If it is not, is there any alternative to implement a "safe template rendering" in python?
No, it is not safe in general to use str.format
with user-provided format strings.
Format strings are capable to executing a limited form of Python code. This limited code is just powerful enough to pose significant denial of service (DOS) and data breach risks.
The main factors that make using untrusted format strings risky are:
str.format
, but also about every object that is indirectly accessible from those objects via indexing and attribute lookups. It turns out that the space of indirectly accessible objects is very large.Off the top of my head, I came up with this toy example of how str.format
with a carefully constructed format string can easily leak sensitive information from your server. This attack only relies on the attacker knowing (or guessing) the of types of the arguments being supplied to str.format
.
Running this code will print all environment variables defined on the server:
import os
class Foo:
def foo(self):
pass
user_format = "{f.foo.__globals__[os].environ}"
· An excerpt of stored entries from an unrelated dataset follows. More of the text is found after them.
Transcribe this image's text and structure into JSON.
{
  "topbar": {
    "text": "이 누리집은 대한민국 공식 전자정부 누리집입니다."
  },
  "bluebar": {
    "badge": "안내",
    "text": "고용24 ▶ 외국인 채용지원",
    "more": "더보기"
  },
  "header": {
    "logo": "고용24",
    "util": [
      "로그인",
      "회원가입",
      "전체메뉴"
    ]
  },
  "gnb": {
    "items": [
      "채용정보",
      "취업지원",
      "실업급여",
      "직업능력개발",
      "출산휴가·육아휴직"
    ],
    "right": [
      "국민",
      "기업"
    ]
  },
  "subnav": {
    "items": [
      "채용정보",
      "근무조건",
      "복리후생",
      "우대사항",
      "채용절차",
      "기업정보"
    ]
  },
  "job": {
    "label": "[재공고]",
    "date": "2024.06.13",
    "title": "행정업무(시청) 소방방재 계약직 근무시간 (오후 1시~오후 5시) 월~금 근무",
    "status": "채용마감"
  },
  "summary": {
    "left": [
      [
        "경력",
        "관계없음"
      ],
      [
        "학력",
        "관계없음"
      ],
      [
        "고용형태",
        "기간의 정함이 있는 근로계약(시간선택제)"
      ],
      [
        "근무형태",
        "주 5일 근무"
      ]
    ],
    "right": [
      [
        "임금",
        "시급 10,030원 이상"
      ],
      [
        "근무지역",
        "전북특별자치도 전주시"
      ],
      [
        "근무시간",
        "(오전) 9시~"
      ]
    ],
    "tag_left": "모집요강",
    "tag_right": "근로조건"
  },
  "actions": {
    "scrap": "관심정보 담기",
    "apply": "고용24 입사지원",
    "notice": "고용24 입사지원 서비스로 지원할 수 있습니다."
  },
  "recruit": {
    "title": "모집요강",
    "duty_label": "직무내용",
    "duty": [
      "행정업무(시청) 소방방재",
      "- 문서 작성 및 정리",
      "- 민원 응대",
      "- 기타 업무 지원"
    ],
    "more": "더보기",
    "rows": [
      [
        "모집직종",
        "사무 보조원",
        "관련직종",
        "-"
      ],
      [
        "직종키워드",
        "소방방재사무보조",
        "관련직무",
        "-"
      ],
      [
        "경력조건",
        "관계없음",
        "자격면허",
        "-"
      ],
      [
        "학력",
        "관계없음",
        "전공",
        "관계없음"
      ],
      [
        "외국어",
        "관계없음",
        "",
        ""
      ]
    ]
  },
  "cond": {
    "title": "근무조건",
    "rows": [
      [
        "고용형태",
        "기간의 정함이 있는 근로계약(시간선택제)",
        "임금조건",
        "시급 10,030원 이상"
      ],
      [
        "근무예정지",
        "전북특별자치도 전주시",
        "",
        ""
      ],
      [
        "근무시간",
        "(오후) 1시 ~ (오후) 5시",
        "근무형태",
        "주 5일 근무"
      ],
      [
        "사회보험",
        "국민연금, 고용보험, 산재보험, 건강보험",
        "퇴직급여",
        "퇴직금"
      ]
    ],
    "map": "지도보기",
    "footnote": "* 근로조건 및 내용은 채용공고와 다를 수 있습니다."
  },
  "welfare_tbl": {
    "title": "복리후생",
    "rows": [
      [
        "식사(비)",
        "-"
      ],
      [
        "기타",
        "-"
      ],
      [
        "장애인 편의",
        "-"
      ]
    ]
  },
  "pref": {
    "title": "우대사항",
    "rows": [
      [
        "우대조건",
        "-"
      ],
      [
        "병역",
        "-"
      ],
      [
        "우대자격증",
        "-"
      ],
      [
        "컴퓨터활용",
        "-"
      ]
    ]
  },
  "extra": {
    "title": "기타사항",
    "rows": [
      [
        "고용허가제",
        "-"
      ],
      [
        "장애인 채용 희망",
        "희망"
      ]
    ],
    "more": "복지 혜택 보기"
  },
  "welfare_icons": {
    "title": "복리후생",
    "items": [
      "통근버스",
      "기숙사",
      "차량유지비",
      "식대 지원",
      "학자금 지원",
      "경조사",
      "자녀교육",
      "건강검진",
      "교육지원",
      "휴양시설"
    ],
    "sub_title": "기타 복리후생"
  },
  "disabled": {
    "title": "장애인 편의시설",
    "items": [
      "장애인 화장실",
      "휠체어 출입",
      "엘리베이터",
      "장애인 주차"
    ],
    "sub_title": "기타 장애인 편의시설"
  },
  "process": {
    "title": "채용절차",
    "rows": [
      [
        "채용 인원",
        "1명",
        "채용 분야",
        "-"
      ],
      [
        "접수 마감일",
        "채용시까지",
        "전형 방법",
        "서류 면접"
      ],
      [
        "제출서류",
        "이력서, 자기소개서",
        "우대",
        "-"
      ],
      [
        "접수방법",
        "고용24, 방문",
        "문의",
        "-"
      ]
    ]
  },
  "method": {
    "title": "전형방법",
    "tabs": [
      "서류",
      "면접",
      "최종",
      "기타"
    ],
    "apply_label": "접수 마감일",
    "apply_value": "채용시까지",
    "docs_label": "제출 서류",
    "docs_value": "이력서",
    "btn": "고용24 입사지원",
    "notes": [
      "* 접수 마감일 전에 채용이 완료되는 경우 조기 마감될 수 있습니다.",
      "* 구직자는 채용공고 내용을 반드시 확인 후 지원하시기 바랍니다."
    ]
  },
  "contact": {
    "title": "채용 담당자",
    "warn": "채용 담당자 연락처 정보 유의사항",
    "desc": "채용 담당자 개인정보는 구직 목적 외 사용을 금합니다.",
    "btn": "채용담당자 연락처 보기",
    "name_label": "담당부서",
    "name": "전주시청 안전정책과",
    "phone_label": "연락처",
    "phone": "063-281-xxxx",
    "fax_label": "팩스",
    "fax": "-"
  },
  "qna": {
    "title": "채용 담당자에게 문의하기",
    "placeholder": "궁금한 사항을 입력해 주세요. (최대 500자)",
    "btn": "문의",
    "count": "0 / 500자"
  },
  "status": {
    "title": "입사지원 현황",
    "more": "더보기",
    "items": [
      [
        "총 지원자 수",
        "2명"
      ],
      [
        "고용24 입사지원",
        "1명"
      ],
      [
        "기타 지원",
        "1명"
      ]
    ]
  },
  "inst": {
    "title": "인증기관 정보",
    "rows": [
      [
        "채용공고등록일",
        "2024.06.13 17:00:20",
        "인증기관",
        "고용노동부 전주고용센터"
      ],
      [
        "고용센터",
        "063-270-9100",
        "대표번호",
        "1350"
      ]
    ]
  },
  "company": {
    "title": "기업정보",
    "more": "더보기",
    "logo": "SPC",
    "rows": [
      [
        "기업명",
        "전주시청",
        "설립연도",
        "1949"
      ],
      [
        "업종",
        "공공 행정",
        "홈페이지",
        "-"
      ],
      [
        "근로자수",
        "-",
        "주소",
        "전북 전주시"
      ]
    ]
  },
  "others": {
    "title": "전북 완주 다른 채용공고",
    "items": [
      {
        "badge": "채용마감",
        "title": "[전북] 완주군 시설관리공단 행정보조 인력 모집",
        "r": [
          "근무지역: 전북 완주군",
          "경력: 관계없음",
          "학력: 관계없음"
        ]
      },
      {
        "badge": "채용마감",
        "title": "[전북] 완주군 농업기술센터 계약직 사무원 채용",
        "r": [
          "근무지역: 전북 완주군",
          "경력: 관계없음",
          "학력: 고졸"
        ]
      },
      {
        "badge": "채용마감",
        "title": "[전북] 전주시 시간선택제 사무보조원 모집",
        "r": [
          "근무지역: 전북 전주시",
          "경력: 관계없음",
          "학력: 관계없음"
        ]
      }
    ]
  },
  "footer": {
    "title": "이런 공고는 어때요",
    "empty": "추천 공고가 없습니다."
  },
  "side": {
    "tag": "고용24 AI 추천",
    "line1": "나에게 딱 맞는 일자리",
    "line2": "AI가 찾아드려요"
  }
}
print(user_format.format(f=Foo()))
Specific to Django, this format string will print your entire settings module, complete with your DB passwords, signing keys, and all sorts of other bits of exploitable information:
user_format = "{f.foo.__globals__[sys].modules[myapp.settings].__dict__}"
Simple format strings like "{:10000000000}"
can lead to massive memory consumption. This can grind things to a halt due to constant page swapping, or even crash the server process with a MemoryError
exception or OOM kill.
Additionally, due to the sheer number of different objects that a format string can interact with, and the variety of special methods that can be called on those objects, there's no telling what sort of other weird and unexpected exceptions could be raised or what resource intensive operations that may be performed. You can imagine a scenario where an ORM manager class has a property that triggers a database transaction when accessed. Such a property could be repeatedly accessed in the format string to stall the server with database interactions.